I think the reason there is so much attention being given to PBL is because educators are looking for ways to make the classroom experience more relevant to students’ lives and the assessments tied to learning more authentic.
So what is project-based learning? The Buck Institute defines PBL as:
students going through an extended process of inquiry in response to a complex question, problem, or challenge. While allowing for some degree of student “voice and choice,” rigorous projects are carefully planned, managed, and assessed to help students learn key academic content, practice 21st Century Skills (such as collaboration, communication & critical thinking), and create high-quality, authentic products & presentations. (see Buck Institute website)
In addition, read the article, Seven Essentials for Project-based Learning, in Educational Leadership’s September 2010 edition, Giving Students Meaningful Work, that was written by John Larmar and John Mergendoller. The authors are from the Buck Institute and lay out a clear and concise outline for what constitutes PBL.

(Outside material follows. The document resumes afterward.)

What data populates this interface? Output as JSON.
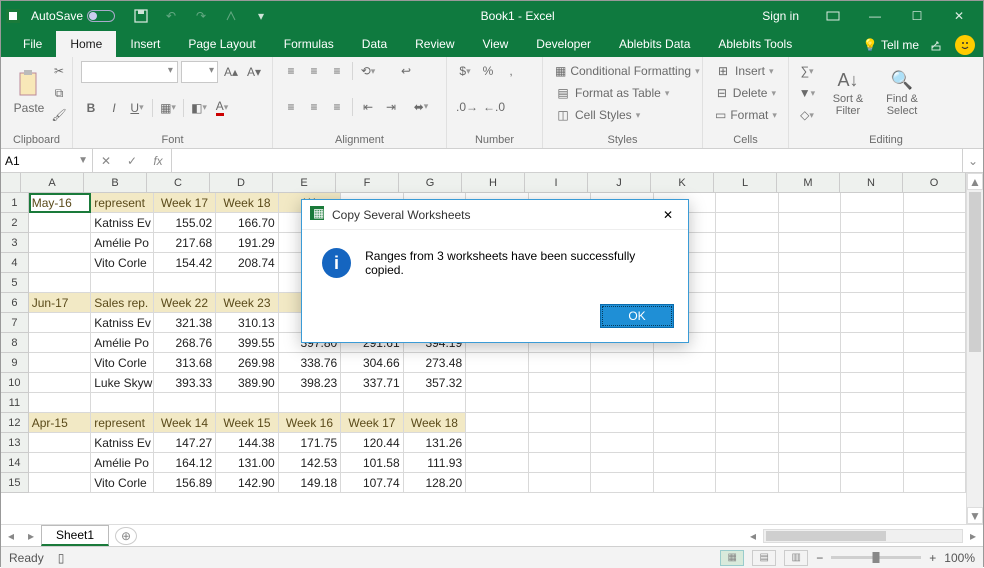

In education there are two PBLs, project-based learning and problem-based learning. In his blog post at It’s About Learning, Contemplating pbl vs. PBL, Bo Adams writes about all the possible “pbls” that people discuss. He does a very nice job of building on the work of Larmar and Mergendoller, giving examples from his own experience for what constitutes “real” PBL. In both project or problem-based learning, the process relies on creating a learning environment driven by inquiry and collaboration within an interdisciplinary context to address meaningful, “real-world” problems or questions. One difference between the two strategies is that in project-based learning the design structure requires a public presentation or performance as one of the outcomes. That is not necessarily the case in problem-based learning.
Project-based learning is a teaching strategy that uses authentic learning activities to engage student interest and motivation. In PBL, students collaborate, problem-solve, make decisions along their journey, create something new, and present their work. Projects are designed to address essential questions or problems that represent experiences people encounter in their world outside a traditional classroom. One of the goals of PBL is to engage students in learning that goes deep into an idea, asking students to grapple with concepts from many different perspectives. Finally, PBL is an effective vehicle to teach students 21st Century skills, like communication, collaboration, organization, time management, research, self-assessment, and reflection skills. The cycle of inquiry in Figure 2 is a schematic for how to conceptualize PBL. This cycle of inquiry, which comes out of the Buck Institute, is laid out in Larmar and Mergendoller’s article.
The following video from teachers and students at Gary and Jerri-Ann Jacobs High Tech High, describing their work on the Media Saves The Beach (click here to see a student website) project, gives a detailed description of what project-based learning is about. High Tech High schools in San Diego are structured around a PBL instructional model. When Bo Adam’s describes PBL vs. pbl, I think he would say that the Media Saves the Beach project is PBL (the real deal).
So should traditional schools look at redesigning structures, schedules, and curricula to facilitate PBL for their students. From my perspective absolutely! However, significant planning and training has to occur on the part of faculty, and administrators have to fully commit to overcoming the obstacles that will get in the way of implementation. Faculty need administrators support and the school needs a plan for using PBL as an instructional model.